Nii Adu Daku Mantey is a Ghanaian politician and a lawyer. He is a former member of parliament for the Klottey-Korle Constituency in the Greater Accra Region.

== Career==
Daku Mantey is a lawyer by profession.

==Political career==
Daku Mantey won his seat during the 2000 Ghanaian parliamentary election with a majority of 9018. He was a member of the 3rd parliament of the 4th republic and a member of the 4th parliament of the 4th republic representing the New Patriotic Party. He lost the seat in 2008 Ghanaian general election.

== Elections ==
Daku Mantey was elected as the member of parliament for the Klottey-Korle constituency of the Greater-Accra Region of Ghana for the first time in the 2000 Ghanaian general elections. He won on the ticket of the New Patriotic Party. His constituency was part of the 15 parliamentary seats out of 23 seats won by the New Patriotic Party. The New Patriotic Party won a majority total of 100 parliamentary seats out of 200 seats. He was elected with 29,240 votes out of total valid votes cast. This was equivalent to 51.70% of total valid votes cast. He was elected over David Lamptey of the National Democratic Congress, Nii Torgbor Coffie-Squire of the United Ghana Movement, Godwin Opare Addo of the Convention People's Party, Emmanuel C. Gustav-Lartey of the NRP and Alhaji U. Babamma Mohammed of the People's National Convention. These obtained 20,222, 2,1717, 2,298, 1,343 and 474 votes respectively of total valid votes cast. These were equivalent to 35.70%, 4.8%, 4.1%, 2.4% and 1.3% respectively of total valid votes cast.

In 2004, he contested for the Klottey-Korle parliamentary seat once more. He won on the ticket of the New Patriotic Party. His constituency was a part of the 16 parliamentary seats out of 27 seats won by the New Patriotic Party in that election for the Greater Accra Region.
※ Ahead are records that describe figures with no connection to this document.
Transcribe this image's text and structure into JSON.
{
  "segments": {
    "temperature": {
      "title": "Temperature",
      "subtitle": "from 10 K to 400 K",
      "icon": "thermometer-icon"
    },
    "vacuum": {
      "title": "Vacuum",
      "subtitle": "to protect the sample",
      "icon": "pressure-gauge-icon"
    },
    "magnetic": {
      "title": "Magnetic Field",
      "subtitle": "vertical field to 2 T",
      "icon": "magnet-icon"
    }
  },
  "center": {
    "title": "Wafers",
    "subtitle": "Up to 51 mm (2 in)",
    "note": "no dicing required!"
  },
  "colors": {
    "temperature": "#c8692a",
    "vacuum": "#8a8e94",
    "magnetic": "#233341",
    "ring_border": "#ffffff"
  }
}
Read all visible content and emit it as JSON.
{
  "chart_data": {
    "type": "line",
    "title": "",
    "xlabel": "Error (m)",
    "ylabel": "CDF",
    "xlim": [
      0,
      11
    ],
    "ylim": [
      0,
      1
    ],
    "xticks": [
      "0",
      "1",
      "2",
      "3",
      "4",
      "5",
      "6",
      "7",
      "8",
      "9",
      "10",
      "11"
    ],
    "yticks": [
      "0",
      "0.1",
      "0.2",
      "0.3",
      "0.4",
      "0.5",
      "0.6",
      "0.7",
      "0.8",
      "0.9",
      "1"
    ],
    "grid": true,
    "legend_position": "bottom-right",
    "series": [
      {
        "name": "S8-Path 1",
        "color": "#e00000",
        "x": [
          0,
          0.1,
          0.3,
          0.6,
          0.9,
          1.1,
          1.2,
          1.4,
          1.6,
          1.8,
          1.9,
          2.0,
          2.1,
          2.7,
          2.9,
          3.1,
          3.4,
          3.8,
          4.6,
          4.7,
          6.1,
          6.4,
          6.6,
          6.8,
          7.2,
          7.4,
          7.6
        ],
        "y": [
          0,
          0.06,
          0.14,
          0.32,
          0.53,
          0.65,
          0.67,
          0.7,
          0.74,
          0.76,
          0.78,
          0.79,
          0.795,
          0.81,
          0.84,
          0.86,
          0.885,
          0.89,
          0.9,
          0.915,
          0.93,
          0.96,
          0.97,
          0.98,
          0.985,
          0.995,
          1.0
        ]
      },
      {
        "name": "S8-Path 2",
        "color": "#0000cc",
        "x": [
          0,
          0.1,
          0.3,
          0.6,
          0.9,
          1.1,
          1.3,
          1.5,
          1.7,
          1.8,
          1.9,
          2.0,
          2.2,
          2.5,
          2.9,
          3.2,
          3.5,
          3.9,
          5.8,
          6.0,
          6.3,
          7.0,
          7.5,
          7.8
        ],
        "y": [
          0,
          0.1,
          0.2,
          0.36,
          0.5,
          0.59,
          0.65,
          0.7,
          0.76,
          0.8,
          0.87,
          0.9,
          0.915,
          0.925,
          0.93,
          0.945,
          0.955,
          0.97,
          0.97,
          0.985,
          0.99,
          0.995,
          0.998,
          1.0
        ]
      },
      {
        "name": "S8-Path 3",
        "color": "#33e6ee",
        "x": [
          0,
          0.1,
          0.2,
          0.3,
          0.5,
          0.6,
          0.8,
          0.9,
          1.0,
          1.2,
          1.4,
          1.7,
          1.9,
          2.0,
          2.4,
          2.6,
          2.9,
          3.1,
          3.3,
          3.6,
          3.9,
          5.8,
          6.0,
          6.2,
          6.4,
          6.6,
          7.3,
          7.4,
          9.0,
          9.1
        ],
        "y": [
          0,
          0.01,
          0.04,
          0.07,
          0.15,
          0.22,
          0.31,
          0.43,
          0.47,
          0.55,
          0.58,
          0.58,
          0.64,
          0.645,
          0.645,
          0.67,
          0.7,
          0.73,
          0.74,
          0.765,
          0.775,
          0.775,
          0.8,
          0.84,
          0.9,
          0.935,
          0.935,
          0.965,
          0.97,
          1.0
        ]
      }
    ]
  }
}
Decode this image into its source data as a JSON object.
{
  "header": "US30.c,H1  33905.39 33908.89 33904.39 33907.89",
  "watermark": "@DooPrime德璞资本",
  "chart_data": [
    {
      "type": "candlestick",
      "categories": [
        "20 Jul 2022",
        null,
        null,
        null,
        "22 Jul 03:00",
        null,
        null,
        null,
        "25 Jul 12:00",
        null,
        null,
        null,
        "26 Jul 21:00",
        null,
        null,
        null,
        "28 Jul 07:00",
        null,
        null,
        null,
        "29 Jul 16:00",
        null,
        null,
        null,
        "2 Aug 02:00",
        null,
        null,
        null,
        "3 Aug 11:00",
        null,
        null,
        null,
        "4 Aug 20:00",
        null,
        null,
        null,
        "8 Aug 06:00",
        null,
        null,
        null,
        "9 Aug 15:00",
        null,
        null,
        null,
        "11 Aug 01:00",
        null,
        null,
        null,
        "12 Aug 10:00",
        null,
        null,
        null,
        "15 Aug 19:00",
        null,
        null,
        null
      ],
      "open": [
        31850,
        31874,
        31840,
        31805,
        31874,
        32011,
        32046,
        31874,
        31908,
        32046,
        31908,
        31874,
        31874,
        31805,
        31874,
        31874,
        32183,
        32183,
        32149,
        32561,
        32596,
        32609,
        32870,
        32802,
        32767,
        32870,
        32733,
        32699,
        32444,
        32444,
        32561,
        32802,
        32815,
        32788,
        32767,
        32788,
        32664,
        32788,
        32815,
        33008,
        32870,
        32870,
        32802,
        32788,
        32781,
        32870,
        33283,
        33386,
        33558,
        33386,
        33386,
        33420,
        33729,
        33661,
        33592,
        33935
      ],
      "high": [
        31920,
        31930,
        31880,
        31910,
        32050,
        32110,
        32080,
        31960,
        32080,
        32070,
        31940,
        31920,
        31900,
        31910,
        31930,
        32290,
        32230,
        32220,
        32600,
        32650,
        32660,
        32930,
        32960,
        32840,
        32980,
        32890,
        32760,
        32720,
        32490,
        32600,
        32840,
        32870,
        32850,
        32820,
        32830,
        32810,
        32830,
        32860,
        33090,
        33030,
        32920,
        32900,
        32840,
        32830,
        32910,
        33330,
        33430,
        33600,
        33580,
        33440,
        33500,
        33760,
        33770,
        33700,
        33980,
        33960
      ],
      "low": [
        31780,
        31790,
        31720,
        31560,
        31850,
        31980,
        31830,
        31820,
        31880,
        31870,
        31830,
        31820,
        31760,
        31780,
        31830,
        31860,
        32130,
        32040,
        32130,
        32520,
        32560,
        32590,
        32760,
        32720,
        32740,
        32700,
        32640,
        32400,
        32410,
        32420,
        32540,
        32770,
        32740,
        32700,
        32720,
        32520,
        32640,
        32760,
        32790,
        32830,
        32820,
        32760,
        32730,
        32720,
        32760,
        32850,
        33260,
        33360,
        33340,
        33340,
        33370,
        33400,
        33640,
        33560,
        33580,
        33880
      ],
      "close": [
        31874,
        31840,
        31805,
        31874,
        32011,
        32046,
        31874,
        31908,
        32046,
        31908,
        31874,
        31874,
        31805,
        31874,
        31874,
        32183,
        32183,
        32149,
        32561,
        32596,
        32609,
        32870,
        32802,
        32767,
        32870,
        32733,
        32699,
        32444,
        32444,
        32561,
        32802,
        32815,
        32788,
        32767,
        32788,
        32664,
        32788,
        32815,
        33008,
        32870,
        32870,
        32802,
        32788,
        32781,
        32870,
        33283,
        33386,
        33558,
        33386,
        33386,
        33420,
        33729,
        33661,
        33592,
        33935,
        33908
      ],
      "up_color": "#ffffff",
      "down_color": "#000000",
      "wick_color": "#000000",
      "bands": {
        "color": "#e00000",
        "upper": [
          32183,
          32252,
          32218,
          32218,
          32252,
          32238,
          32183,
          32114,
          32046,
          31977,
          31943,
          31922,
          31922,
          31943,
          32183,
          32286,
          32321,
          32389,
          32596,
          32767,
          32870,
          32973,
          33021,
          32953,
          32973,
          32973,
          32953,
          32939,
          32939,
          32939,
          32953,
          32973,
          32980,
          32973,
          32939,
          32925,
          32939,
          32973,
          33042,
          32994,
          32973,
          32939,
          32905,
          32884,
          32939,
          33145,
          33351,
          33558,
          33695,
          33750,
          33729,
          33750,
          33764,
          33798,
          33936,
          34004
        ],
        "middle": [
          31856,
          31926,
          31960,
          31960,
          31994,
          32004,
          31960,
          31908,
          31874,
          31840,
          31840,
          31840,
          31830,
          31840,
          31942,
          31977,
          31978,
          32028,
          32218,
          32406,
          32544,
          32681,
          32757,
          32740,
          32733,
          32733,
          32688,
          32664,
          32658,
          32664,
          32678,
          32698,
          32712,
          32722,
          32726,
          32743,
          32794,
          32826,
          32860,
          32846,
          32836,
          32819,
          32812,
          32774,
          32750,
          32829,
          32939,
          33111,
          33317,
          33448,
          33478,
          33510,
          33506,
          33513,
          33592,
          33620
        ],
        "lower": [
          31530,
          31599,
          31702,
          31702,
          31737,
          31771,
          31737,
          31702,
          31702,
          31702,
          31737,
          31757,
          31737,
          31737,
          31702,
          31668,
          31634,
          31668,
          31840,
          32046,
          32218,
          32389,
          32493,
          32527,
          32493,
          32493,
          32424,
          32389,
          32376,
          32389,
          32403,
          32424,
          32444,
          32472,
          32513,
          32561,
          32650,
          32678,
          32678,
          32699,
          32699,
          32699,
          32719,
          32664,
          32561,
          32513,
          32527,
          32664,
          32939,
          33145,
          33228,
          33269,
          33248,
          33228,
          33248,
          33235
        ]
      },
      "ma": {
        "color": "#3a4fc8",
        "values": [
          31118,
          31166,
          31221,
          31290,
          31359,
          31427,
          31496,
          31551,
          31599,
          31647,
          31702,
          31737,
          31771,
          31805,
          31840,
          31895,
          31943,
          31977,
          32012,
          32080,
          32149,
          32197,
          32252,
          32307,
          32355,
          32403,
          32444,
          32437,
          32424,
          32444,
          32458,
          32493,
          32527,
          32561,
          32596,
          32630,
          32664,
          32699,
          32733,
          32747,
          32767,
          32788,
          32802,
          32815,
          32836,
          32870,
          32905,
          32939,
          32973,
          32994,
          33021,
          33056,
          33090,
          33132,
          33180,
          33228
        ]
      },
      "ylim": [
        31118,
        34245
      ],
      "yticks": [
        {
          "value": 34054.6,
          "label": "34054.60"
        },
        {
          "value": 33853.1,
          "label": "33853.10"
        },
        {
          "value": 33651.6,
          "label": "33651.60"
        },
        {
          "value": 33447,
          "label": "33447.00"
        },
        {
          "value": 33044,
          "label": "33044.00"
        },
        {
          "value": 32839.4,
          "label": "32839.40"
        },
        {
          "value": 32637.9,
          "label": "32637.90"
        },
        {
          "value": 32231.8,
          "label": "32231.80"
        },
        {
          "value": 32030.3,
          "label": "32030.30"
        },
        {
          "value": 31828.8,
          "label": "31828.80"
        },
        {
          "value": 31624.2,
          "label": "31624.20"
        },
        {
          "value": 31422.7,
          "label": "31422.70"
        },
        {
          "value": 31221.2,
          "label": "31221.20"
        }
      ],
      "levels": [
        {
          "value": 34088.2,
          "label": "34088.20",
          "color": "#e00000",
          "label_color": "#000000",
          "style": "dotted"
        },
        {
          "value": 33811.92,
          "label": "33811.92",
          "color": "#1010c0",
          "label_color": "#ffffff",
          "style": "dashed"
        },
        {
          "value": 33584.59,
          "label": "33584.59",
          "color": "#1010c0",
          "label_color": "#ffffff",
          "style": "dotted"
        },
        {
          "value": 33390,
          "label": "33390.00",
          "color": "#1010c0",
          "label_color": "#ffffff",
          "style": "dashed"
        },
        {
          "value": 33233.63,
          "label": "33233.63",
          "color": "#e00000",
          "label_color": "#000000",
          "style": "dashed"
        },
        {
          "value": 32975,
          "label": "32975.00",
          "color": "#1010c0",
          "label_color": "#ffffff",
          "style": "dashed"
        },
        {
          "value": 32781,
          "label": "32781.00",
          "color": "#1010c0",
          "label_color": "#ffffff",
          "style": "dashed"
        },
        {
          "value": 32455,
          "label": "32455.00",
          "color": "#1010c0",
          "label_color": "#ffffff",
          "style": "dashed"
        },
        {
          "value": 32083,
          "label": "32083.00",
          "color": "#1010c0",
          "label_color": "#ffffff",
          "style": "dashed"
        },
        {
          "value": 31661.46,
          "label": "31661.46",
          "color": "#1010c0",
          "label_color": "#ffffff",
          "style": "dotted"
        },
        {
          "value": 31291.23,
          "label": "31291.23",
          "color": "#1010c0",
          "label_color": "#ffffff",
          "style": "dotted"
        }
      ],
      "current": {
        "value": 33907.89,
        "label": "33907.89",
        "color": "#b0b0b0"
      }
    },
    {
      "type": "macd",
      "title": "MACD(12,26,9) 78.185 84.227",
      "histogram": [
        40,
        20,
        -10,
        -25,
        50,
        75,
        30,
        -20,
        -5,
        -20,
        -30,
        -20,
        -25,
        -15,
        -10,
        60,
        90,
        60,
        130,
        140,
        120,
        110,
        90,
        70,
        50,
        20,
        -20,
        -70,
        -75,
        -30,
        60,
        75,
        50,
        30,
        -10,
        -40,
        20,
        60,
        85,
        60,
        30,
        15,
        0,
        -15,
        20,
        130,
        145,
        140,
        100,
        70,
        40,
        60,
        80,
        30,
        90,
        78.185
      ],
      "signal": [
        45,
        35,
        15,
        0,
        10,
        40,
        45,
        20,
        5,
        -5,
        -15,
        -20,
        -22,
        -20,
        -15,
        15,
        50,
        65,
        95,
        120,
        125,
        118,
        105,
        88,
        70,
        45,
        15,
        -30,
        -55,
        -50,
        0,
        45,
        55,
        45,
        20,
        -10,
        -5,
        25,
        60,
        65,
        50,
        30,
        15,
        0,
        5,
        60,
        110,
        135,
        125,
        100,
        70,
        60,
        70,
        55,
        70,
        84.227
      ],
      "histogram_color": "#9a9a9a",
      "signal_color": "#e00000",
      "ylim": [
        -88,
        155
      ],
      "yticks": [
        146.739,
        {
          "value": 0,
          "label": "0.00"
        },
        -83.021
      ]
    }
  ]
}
The New Patriotic Party won a majority total of 128 parliamentary seats out of 230 seats. He was elected with 32,263 votes out of 66,527 total valid votes cast. This was equivalent to 48.5% of total valid votes cast. He was elected over Richard Addo Buckman of the People's National Convention, Ashietey Nii Armah of the National Democratic Congress and Foli Emmanuel Wonder Kwadzo of the Convention People's Party. These obtained 910, 30,351 and 3,003 votes respectively of total valid votes cast. These were equivalent to 1.4%,48.5% and 4.5% respectively of total valid votes cast.